A number of confusions seem to come bubbling up from that paragraph, to whit:
–what the hell do I mean by “instructions,” why is it quoted and why did Judge Wilson decide that it was appropriate to leave out the possible sentence of self-defense in his directions to the jury?
–why the hell did the man who killed our son get “Man-2″ rather than Wanton Murder, as he should have, at least in the judgment of Casey’s family?
–why did we bleed, why do we bleed, why did he have to bleed, where is the blood, what is blood, what is death and loss and heartbreak?
–there are certainly more, like what is his life like, the man who shot the gun, and what is prison?
–why did I have to “make myself” take the picture?
But here is the tree, from today:
And here is was when we planted it in the cold winter of 2010, 2 1/2 years ago:
I can’t get a handle on this post–it’s pulling me this way and that way. There must be 2-3 or 4 or 5 posts here, or one long post that goes into the darkness of tonight . . . so how to pull it together for the post-at-hand….?
What is a tree–even a dogwood–to the loss of a son?

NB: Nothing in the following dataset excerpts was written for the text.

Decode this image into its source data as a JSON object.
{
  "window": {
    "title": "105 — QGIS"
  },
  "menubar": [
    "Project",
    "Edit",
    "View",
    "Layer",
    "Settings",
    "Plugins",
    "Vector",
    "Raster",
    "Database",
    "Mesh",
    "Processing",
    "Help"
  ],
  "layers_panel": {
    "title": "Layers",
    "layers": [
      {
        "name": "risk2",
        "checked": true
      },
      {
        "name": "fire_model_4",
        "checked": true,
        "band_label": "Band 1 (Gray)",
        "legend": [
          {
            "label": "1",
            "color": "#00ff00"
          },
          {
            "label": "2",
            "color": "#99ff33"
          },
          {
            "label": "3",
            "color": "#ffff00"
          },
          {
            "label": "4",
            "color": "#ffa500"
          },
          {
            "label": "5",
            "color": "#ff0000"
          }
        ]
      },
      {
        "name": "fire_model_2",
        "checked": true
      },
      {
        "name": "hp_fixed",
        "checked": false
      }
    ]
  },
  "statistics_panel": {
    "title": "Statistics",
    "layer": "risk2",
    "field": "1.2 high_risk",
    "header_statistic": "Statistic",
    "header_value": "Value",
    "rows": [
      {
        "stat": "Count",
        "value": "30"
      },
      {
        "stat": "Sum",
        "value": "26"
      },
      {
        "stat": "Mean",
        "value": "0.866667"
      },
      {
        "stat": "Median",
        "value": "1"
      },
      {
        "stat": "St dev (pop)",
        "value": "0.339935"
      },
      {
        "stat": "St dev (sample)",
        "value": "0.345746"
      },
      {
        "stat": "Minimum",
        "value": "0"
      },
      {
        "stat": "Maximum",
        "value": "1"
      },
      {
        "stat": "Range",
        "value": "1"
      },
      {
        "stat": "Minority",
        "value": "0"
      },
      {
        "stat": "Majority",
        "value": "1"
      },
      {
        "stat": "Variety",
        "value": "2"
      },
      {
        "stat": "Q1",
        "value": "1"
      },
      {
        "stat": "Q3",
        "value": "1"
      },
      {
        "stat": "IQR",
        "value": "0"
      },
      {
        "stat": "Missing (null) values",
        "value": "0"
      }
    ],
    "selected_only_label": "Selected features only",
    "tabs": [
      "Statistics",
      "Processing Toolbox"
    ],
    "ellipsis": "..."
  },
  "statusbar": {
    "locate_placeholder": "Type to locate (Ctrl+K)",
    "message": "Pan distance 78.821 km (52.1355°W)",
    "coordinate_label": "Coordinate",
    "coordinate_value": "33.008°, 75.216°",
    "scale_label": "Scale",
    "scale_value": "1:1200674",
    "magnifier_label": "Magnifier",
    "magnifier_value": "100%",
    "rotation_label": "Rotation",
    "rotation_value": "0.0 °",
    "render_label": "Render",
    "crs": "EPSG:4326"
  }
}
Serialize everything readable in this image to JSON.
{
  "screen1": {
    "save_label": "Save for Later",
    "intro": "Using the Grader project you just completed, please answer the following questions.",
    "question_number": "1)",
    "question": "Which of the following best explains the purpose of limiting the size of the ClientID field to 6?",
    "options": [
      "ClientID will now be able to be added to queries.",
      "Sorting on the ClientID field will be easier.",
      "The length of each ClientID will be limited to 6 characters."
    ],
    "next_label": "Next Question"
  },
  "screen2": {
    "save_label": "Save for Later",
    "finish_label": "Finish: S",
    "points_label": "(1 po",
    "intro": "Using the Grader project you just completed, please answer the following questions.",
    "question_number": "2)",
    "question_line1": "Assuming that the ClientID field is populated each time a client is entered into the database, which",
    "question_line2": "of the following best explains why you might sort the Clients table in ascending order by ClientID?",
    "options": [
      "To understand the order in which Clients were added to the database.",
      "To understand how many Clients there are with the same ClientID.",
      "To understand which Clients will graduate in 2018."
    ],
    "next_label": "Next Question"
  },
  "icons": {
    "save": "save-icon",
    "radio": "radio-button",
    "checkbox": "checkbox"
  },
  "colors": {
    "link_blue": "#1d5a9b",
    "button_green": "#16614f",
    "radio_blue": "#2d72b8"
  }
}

When I pass the tree and the plaque, which I do every day I go to my office, I either notice or don’t notice the dogwood and the plaque. When I do, I say, “Hello, darling, I love you lots,” and sometimes I make the sound of a kiss, such as when we blow a kiss to someone we’re driving away from. . . . When I don’t notice, I suppose my head is down or my gaze akimbo, at any rate, not on him, my thoughts a ways away. For this I am sorry, and I say this too, when I realize that I haven’t been acknowledging him or sending him a conscious thought though I pass this reminder almost daily. That’s when I say, “I love you even when I don’t notice that you’re gone.”